Author: Moira Young
Publication Date: 6/7/11
Publisher: Margaret K. McElderry
Blurb (GR): Saba has spent her whole life in Silverlake, a dried-up wasteland ravaged by constant sandstorms. The Wrecker civilization has long been destroyed, leaving only landfills for Saba and her family to scavenge from. That's fine by her, as long as her beloved twin brother Lugh is around. But when a monster sandstorm arrives, along with four cloaked horsemen, Saba's world is shattered. Lugh is captured, and Saba embarks on an epic quest to get him back. Suddenly thrown into the lawless, ugly reality of the world outside of desolate Silverlake, Saba is lost without Lugh to guide her. So perhaps the most surprising thing of all is what Saba learns about herself: she's a fierce fighter, an unbeatable survivor, and a cunning opponent. And she has the power to take down a corrupt society from the inside. Teamed up with a handsome daredevil named Jack and a gang of girl revolutionaries called the Free Hawks, Saba stages a showdown that will change the course of her own civilization.
Blood Red Road has a searing pace, a poetically minimal writing style, violent action, and an epic love story. Moira Young is one of the most promising and startling new voices in teen fiction.
This book is not going to be out until June, so I feel very lucky for having had an opportunity to read it so early. I hope it will get enough promo buzz over the next few months to reach tons of readers, because Blood Red Road very much deserves it. It is a stand-out in the new crop of dystopian/post-apocalyptic YA fiction, most of which is crap.
The novel is basically an adventure quest set in a distant post-apocalyptic future. Saba's twin brother Lugh is kidnapped in front of her eyes. Why and where he is taken, Saba doesn't know, but she is determined to do everything she can to find and rescue him. Obstacles and adventures are ahead of her.

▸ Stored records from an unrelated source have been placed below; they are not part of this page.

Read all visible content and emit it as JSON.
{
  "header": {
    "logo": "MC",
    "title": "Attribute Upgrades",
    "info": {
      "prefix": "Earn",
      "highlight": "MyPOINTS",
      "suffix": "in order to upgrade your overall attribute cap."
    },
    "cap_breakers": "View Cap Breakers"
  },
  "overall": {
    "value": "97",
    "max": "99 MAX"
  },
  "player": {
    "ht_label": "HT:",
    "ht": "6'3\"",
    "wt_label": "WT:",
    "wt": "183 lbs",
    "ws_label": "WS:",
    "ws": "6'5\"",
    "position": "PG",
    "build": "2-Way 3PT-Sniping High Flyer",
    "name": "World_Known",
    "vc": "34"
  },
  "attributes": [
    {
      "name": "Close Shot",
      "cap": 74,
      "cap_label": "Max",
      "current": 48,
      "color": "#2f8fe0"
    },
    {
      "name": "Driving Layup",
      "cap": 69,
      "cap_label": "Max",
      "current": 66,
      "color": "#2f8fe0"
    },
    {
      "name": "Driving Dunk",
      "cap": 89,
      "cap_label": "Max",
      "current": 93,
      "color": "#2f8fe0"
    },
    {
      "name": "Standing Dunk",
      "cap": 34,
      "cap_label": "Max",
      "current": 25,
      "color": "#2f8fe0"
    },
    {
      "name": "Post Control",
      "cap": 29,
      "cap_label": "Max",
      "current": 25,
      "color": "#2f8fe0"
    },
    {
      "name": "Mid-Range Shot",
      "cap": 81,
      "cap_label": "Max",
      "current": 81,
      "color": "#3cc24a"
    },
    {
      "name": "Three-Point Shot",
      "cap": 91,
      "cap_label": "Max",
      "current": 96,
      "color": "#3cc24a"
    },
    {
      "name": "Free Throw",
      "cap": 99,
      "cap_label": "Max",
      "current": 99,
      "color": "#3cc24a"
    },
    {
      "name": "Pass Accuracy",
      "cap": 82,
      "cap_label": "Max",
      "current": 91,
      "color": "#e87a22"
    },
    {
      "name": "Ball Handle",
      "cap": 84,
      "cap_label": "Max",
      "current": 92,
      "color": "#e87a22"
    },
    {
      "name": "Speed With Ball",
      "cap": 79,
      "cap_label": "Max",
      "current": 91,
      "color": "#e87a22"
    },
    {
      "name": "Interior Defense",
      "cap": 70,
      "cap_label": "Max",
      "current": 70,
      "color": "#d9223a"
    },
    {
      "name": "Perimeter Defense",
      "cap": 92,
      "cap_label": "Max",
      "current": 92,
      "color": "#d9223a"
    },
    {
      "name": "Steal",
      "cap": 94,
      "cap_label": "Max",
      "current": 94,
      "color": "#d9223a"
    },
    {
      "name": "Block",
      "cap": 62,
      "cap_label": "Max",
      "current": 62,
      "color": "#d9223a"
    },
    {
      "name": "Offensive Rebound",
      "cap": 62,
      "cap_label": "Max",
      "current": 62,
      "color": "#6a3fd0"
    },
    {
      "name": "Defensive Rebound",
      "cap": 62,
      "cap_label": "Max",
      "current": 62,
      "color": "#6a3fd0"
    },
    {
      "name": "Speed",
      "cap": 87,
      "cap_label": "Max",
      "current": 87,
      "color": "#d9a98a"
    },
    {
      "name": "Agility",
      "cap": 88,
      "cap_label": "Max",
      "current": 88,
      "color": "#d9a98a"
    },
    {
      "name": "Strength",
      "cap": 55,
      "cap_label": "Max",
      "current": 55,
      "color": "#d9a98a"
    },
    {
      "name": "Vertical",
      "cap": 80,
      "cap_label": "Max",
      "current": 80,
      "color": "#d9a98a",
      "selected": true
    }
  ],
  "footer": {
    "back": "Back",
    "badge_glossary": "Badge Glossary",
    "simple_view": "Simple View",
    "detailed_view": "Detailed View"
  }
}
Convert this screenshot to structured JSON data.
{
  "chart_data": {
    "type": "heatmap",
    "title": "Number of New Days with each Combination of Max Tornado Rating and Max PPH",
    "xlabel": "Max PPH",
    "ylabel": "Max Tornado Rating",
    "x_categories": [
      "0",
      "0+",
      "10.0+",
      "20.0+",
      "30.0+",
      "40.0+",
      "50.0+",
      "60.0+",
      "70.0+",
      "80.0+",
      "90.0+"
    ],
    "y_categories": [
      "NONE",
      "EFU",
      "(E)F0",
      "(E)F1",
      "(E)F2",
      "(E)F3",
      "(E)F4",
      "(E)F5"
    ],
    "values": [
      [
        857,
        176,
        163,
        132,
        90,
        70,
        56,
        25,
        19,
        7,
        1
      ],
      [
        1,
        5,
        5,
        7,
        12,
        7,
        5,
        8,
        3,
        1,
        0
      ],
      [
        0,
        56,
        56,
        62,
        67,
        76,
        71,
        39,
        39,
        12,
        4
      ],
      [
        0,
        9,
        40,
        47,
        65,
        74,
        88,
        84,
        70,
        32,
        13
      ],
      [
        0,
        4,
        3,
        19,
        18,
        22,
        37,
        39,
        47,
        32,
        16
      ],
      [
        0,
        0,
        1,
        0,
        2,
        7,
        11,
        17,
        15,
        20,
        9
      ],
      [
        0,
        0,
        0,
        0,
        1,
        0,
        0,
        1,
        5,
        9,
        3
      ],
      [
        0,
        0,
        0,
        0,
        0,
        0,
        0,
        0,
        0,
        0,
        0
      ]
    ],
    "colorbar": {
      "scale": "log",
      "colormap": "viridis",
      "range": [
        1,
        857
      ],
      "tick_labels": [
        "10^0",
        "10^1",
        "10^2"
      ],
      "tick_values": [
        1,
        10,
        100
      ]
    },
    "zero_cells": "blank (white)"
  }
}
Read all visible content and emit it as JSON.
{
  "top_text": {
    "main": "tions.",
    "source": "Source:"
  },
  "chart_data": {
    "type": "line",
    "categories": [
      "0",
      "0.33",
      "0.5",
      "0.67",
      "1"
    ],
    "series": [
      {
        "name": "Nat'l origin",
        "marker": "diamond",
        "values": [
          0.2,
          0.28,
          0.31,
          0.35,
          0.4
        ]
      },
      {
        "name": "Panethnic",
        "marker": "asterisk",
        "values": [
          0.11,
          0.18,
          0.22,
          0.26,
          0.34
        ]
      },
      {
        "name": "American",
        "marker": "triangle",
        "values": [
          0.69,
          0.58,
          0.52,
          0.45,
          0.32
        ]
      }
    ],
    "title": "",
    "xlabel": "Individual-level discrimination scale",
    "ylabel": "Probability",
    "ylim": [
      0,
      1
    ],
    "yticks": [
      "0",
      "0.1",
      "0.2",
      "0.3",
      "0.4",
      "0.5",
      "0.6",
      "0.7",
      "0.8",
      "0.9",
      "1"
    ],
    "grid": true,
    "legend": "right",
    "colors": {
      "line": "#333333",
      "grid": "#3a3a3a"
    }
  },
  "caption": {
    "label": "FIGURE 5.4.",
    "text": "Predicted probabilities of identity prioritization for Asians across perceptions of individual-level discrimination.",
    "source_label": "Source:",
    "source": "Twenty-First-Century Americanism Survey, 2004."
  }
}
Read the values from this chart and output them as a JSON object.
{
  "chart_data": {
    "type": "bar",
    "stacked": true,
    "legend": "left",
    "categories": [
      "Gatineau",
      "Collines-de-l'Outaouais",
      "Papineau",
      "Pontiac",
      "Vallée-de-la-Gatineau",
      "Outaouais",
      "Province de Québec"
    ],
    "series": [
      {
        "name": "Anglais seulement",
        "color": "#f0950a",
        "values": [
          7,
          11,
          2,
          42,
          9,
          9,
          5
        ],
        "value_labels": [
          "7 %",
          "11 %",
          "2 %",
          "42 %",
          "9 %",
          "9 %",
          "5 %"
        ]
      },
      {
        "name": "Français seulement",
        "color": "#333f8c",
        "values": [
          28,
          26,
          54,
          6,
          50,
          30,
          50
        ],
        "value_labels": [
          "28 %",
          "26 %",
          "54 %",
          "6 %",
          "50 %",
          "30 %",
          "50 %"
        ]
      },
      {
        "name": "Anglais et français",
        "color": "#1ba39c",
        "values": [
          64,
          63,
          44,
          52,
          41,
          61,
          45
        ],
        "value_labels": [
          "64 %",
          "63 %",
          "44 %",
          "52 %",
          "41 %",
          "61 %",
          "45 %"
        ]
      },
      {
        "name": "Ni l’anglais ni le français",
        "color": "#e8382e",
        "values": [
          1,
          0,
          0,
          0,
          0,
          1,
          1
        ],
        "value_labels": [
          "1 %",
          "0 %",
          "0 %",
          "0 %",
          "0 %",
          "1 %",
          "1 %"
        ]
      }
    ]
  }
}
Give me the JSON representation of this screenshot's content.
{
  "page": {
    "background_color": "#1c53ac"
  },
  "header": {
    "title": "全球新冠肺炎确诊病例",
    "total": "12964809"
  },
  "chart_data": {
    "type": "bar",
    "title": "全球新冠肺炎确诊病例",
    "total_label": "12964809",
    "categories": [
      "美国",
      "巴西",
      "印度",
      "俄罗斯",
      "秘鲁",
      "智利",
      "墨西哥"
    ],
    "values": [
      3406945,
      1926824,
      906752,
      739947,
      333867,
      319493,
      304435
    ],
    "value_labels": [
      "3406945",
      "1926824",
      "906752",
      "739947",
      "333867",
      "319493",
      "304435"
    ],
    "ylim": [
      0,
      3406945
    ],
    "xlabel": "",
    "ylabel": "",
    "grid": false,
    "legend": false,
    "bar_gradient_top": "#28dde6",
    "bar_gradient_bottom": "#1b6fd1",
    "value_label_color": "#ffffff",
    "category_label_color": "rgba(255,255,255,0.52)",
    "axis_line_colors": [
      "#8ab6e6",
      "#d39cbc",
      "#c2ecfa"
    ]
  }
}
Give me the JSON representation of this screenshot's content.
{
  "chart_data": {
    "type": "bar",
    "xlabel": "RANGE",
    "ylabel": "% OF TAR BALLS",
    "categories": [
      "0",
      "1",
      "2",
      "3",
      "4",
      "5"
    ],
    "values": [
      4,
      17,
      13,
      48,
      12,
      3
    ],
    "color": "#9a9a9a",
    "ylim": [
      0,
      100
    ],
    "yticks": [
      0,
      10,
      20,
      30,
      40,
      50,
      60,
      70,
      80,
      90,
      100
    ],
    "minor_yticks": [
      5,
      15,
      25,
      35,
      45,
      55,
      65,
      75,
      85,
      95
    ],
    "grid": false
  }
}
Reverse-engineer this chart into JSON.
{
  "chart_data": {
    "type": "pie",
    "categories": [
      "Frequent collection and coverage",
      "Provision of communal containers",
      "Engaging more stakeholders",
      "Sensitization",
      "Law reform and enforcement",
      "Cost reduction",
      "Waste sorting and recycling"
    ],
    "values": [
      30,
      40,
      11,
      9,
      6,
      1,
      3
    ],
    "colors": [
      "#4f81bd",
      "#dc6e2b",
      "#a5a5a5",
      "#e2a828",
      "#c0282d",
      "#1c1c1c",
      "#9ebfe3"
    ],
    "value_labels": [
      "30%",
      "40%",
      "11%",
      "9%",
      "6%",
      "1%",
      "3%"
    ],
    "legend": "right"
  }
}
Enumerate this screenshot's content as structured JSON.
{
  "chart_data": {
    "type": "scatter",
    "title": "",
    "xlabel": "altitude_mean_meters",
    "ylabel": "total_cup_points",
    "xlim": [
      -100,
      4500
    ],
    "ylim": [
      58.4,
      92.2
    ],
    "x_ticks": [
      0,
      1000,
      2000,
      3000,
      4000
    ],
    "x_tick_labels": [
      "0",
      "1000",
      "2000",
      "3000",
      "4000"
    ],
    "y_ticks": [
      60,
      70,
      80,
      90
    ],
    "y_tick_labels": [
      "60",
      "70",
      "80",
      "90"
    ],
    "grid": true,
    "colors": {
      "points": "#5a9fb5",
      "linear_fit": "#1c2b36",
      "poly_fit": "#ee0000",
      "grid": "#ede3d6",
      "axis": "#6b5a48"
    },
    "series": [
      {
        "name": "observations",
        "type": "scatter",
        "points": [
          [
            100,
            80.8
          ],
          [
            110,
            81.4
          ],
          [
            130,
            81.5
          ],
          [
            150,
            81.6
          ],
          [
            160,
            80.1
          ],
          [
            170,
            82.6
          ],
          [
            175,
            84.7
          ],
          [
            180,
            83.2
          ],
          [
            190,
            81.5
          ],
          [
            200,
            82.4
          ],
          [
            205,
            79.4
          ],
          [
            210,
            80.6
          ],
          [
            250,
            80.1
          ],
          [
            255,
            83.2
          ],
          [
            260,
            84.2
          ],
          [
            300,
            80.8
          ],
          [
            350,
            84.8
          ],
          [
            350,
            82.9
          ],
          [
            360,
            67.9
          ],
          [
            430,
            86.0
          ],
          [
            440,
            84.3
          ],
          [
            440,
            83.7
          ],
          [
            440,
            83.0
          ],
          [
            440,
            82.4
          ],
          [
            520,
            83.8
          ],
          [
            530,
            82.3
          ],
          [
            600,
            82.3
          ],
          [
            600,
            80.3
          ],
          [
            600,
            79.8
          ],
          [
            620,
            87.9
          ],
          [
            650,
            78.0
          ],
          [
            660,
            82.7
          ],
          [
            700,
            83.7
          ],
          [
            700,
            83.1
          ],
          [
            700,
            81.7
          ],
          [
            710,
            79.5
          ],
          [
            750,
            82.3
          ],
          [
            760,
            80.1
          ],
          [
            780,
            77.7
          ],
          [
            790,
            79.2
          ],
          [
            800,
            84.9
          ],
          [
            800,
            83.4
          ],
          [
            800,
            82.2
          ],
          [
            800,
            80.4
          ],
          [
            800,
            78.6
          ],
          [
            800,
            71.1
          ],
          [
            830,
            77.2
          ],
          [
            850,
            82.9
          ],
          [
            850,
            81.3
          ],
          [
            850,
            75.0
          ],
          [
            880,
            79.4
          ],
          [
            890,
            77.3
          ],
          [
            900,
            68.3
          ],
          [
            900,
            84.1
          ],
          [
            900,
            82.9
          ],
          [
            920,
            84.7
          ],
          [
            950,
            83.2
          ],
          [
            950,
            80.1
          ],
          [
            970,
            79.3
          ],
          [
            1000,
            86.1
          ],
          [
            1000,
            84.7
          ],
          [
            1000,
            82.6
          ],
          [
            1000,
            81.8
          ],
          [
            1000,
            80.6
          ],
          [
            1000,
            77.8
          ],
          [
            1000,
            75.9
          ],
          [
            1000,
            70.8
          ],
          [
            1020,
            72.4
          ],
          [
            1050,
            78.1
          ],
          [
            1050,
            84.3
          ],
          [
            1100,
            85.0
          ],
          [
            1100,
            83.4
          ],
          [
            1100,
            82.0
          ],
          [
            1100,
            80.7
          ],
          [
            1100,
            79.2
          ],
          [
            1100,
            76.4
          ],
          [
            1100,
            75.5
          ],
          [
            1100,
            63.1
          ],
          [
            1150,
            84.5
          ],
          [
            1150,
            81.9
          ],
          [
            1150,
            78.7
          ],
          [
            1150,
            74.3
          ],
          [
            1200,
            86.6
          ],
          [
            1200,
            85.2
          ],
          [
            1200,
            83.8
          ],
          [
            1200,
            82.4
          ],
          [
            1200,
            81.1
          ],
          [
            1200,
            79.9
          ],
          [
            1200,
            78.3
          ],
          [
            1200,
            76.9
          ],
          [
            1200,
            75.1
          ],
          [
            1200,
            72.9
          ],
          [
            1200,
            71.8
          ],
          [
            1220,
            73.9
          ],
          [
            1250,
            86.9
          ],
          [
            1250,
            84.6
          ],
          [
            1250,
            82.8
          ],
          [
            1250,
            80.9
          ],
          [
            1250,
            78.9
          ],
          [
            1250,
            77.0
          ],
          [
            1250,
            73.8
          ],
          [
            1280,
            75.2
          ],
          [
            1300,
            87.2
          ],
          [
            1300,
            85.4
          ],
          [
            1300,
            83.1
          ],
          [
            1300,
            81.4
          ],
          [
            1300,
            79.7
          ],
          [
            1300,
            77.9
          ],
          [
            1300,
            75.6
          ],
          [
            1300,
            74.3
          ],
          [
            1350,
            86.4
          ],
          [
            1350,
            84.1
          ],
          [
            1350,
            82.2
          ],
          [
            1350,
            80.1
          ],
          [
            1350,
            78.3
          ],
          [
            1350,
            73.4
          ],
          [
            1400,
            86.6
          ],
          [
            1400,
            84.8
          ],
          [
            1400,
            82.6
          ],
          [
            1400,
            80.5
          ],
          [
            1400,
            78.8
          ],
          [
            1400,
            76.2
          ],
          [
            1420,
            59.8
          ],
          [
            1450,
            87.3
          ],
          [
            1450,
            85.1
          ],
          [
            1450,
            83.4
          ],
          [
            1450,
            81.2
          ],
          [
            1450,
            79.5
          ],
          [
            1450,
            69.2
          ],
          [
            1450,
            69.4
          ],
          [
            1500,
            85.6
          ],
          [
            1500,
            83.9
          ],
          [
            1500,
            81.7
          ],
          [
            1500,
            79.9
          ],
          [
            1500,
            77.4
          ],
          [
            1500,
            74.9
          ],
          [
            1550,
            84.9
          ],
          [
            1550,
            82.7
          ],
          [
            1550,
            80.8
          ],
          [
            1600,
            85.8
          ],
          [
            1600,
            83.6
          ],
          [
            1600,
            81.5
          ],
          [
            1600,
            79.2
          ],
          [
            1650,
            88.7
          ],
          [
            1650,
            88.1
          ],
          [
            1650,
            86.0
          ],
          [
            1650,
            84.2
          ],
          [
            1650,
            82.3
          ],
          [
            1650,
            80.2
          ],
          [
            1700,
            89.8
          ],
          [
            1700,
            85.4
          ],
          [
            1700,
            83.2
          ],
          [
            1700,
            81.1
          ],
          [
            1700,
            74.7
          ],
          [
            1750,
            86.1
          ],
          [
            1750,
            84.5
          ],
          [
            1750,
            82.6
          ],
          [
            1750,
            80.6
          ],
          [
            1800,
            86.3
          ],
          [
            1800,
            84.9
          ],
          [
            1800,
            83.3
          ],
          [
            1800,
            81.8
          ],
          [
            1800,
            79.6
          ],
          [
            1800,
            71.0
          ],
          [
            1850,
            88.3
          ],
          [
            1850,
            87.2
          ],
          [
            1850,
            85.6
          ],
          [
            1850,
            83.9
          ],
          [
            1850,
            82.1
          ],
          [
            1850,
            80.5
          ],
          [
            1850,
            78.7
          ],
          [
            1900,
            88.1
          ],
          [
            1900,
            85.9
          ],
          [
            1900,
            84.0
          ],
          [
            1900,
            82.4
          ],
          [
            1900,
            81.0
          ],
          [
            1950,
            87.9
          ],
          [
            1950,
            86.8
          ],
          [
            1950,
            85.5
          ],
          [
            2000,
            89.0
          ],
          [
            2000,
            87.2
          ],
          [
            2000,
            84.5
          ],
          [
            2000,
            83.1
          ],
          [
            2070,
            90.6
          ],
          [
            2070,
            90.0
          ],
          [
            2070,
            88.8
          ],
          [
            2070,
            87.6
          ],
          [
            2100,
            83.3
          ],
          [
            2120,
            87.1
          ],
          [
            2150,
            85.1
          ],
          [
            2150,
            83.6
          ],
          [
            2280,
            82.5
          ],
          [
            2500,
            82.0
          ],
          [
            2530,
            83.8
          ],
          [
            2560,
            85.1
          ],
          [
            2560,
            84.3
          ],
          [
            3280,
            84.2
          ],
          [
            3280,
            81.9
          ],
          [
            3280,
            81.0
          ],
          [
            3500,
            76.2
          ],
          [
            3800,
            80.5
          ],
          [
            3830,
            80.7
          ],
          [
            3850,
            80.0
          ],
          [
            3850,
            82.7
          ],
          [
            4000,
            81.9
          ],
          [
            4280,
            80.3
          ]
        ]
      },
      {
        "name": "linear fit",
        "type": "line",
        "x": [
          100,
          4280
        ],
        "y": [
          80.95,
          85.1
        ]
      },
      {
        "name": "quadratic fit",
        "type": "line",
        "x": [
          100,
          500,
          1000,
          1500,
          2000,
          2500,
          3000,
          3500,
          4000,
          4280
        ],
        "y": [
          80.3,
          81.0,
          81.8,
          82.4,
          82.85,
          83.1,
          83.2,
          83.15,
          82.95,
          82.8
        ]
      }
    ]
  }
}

I quite liked Saba. There is a bit of Katniss Everdeen in her - that familiar determination, stubbornness, strength, charisma and heightened survival instincts. In fact, Blood Red Road is a celebration of girl power. You will not see a single limp damsel in distress in this novel. Women here, regardless of their age, are strong and self-reliant and, surprisingly, they don't waste their time on trying to prove they have balls to the men around them by wearing pants and rejecting everything feminine. They simply are women and they kick ass. No gender politics and struggles here. Very refreshing.
What else is great about the book it the writing style. I am guessing it will be a hit or miss with the readers. Saba lives in a world where almost all traces of civilization are gone. She can't read or write, so her narrating style consists of abrupt, grammatically-incorrect sentences. Somehow it adds character to Saba's voice and urgency to the story itself. The pacing of this novel is fast and it is never boring.
On the other hand, I agree with other reviewers who think the first part of the novel is stronger than the second. Very true. The first half is intense and suspenseful, colored by Saba's single desire to save her brother. The second half is still well-paced, but is diluted by rather predictable plot twists and formulaic romantic back and forth. Although I won't be complaining about romance for too long. I would have been upset if there was none and the main male squeeze is a cool, likable dude. Sufficiently hot make-out sessions were greatly appreciated as well.
All in all, I am left with a feeling that the beginning of the novel indicated that the book would be something more ambitious, something more important and meaningful. What it is is a well-written, fast paced adventure-type commercial teen fiction which is not such a bad thing IMO.
Blood Red Road might not be my favorite book in the dystopian/post-apocalyptic genre, but it is definitely one of the better ones. I look forward to reading the next two books in this promising new trilogy.